Update June/July2014: My most recent scan showed great results. The lymph nodes remain stable. More excitingly, the usual wording on the report is "continued thickening of stomach lining", but this time it read "perceived thinning of stomach lining". This is something we were led to believe wouldn't/ couldn't happen. Since the stomach lining is so difficult to measure, this also seems to imply that the cancer there is significantly reduced.
I've started acupuncture. My hope for this was that it would help relieve the neuropathy in my hands and toes. After the first treatment I experienced a dramatic decrease of the discomfort I've had in my leg since a blood clot was found there eight months ago. This was an unexpected, but welcome benefit.
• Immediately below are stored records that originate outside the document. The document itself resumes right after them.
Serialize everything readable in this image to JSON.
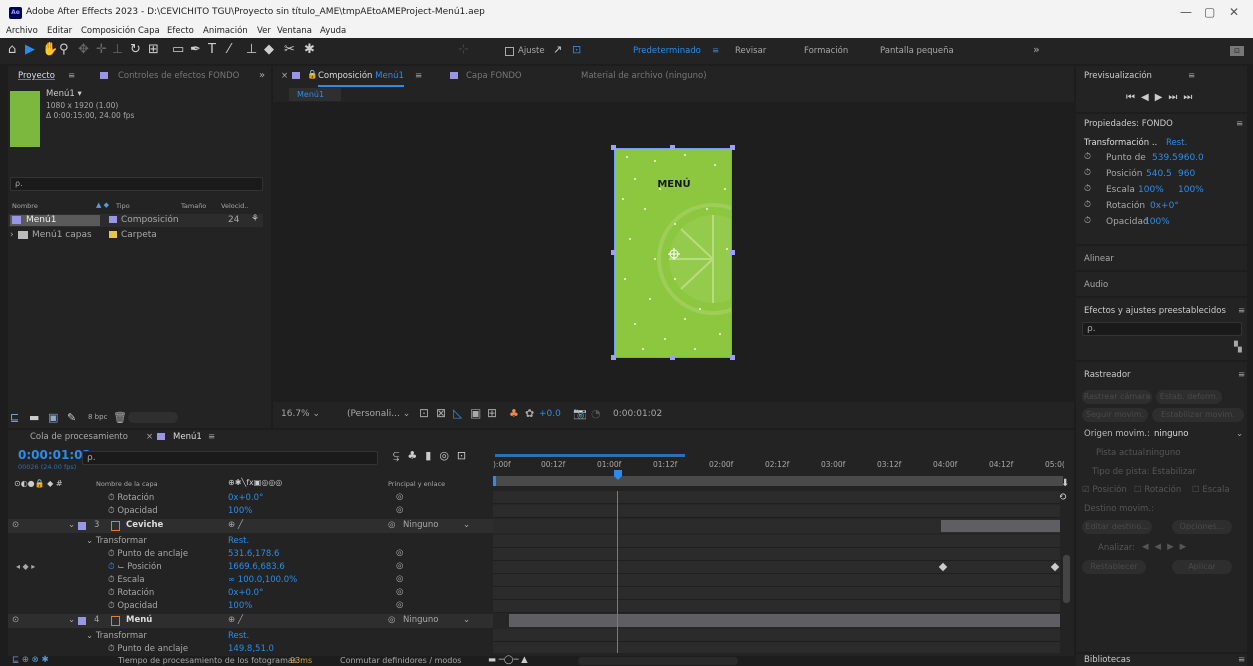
{
  "window": {
    "title": "Adobe After Effects 2023 - D:\\CEVICHITO TGU\\Proyecto sin título_AME\\tmpAEtoAMEProject-Menú1.aep",
    "app_icon": "Ae",
    "minimize": "—",
    "maximize": "▢",
    "close": "✕"
  },
  "menu": [
    "Archivo",
    "Editar",
    "Composición",
    "Capa",
    "Efecto",
    "Animación",
    "Ver",
    "Ventana",
    "Ayuda"
  ],
  "toolbar": {
    "snap_label": "Ajuste",
    "workspaces": [
      "Predeterminado",
      "Revisar",
      "Formación",
      "Pantalla pequeña"
    ],
    "more": "»"
  },
  "project_panel": {
    "tab_project": "Proyecto",
    "tab_effects": "Controles de efectos FONDO",
    "comp_name": "Menú1 ▾",
    "comp_size": "1080 x 1920 (1.00)",
    "comp_duration": "Δ 0:00:15:00, 24.00 fps",
    "search_placeholder": "ρ.",
    "columns": [
      "Nombre",
      "Tipo",
      "Tamaño",
      "Velocid.."
    ],
    "items": [
      {
        "name": "Menú1",
        "type": "Composición",
        "size": "24"
      },
      {
        "name": "Menú1 capas",
        "type": "Carpeta",
        "size": ""
      }
    ],
    "bpc": "8 bpc"
  },
  "comp_panel": {
    "tab_comp_prefix": "Composición",
    "tab_comp_name": "Menú1",
    "tab_layer": "Capa FONDO",
    "tab_footage": "Material de archivo (ninguno)",
    "breadcrumb": "Menú1",
    "artwork_title": "MENÚ",
    "zoom": "16.7%",
    "resolution": "(Personali...",
    "exposure": "+0.0",
    "timecode": "0:00:01:02"
  },
  "right_panel": {
    "preview": "Previsualización",
    "properties": "Propiedades: FONDO",
    "transform": "Transformación ..",
    "transform_reset": "Rest.",
    "props": [
      {
        "label": "Punto de",
        "val1": "539.5",
        "val2": "960.0"
      },
      {
        "label": "Posición",
        "val1": "540.5",
        "val2": "960"
      },
      {
        "label": "Escala",
        "val1": "100%",
        "val2": "100%"
      },
      {
        "label": "Rotación",
        "val1": "0x+0°",
        "val2": ""
      },
      {
        "label": "Opacidad",
        "val1": "100%",
        "val2": ""
      }
    ],
    "align": "Alinear",
    "audio": "Audio",
    "effects": "Efectos y ajustes preestablecidos",
    "tracker": "Rastreador",
    "track_camera": "Rastrear cámara",
    "warp": "Estab. deform.",
    "track_motion": "Seguir movim.",
    "stabilize": "Estabilizar movim.",
    "motion_source_label": "Origen movim.:",
    "motion_source": "ninguno",
    "current_track_label": "Pista actual:",
    "current_track": "ninguno",
    "track_type_label": "Tipo de pista:",
    "track_type": "Estabilizar",
    "chk_position": "Posición",
    "chk_rotation": "Rotación",
    "chk_scale": "Escala",
    "motion_target": "Destino movim.:",
    "edit_target": "Editar destino...",
    "options": "Opciones...",
    "analyze": "Analizar:",
    "reset": "Restablecer",
    "apply": "Aplicar",
    "libraries": "Bibliotecas"
  },
  "timeline": {
    "tab_render": "Cola de procesamiento",
    "tab_comp": "Menú1",
    "timecode": "0:00:01:02",
    "frames": "00026 (24.00 fps)",
    "col_layer": "Nombre de la capa",
    "col_parent": "Principal y enlace",
    "ruler": [
      "):00f",
      "00:12f",
      "01:00f",
      "01:12f",
      "02:00f",
      "02:12f",
      "03:00f",
      "03:12f",
      "04:00f",
      "04:12f",
      "05:0("
    ],
    "rows": [
      {
        "kind": "prop",
        "name": "Rotación",
        "value": "0x+0.0°"
      },
      {
        "kind": "prop",
        "name": "Opacidad",
        "value": "100%"
      },
      {
        "kind": "layer",
        "num": "3",
        "name": "Ceviche",
        "parent": "Ninguno"
      },
      {
        "kind": "group",
        "name": "Transformar",
        "value": "Rest."
      },
      {
        "kind": "prop",
        "name": "Punto de anclaje",
        "value": "531.6,178.6"
      },
      {
        "kind": "propkf",
        "name": "Posición",
        "value": "1669.6,683.6"
      },
      {
        "kind": "prop",
        "name": "Escala",
        "value": "∞ 100.0,100.0%"
      },
      {
        "kind": "prop",
        "name": "Rotación",
        "value": "0x+0.0°"
      },
      {
        "kind": "prop",
        "name": "Opacidad",
        "value": "100%"
      },
      {
        "kind": "layer",
        "num": "4",
        "name": "Menú",
        "parent": "Ninguno"
      },
      {
        "kind": "group",
        "name": "Transformar",
        "value": "Rest."
      },
      {
        "kind": "prop",
        "name": "Punto de anclaje",
        "value": "149.8,51.0"
      }
    ],
    "footer_render": "Tiempo de procesamiento de los fotogramas:",
    "footer_ms": "93ms",
    "footer_switch": "Conmutar definidores / modos"
  },
  "colors": {
    "accent": "#2d8ceb",
    "lime": "#8dc63f",
    "panel": "#232323",
    "bg": "#1d1d1d"
  }
}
After my second treatment, I noticed a small decrease in the neuropathy in my toes.  Acupuncture is alcohol extremely relaxing.

Update January 2015: It's been a long time since I updated this blog and the details of my treatment and a lot has happened.  At the end of the summer I took a six week break from treatment.  I was feeling very fatigued and the break enabled me to feel like myself and resume my normal activities.  In September, just before I was to resume treatment, a strange swelling occurred near my left shoulder.  This turned out to be the new involvement of lymph nodes in the supraclavicular area.  It was a small progression, but a progression none the less and therefore my prior treatment was no longer working.
I began a new clinical trial of a drug called Cabazitaxel.  I had few side effects.  After six weeks, a scan showed that the lymph nodes had shrunk a small amount.  Normally no one would suggest changing treatment plans when the current one is working, but my doctor presented me with an opportunity to participate in an immunotherapy trial of two drugs, Ipilimumab and Nivolumab.  These drugs have shown really exciting results in people with melanoma and are now being tried in other forms of cancer.  In melanoma, about thirty percent of people respond and of those thirty percent about two thirds have extended periods of regression and/or no cancer growth.  And these are people who would normally be given six months to live and instead are two to three years post treatment.
After two immunotherapy infusions, I developed complications which necessitated leaving the trial.  First, a few days before Christmas, I developed pneumonitis, as my immune system attacked my lungs.  Then, a week after New Year's, I developed pancreatitis, as my immune system attacked my pancreas.  Over a twenty day period, I spent ten days in the hospital and am still on high doses of steroids to treat these complications.  As frustrating as it was to leave the trial, the most infusions that anyone receives of Ipilimumab is four and I received two.  And among people who had to stop the drug due to complications even after only two or three treatments, many still had prolonged periods of no cancer growth.  there is also a theory that people who develop these strong immune reactions like me, are more likely to experience remission as result of the drug, so there's still hope.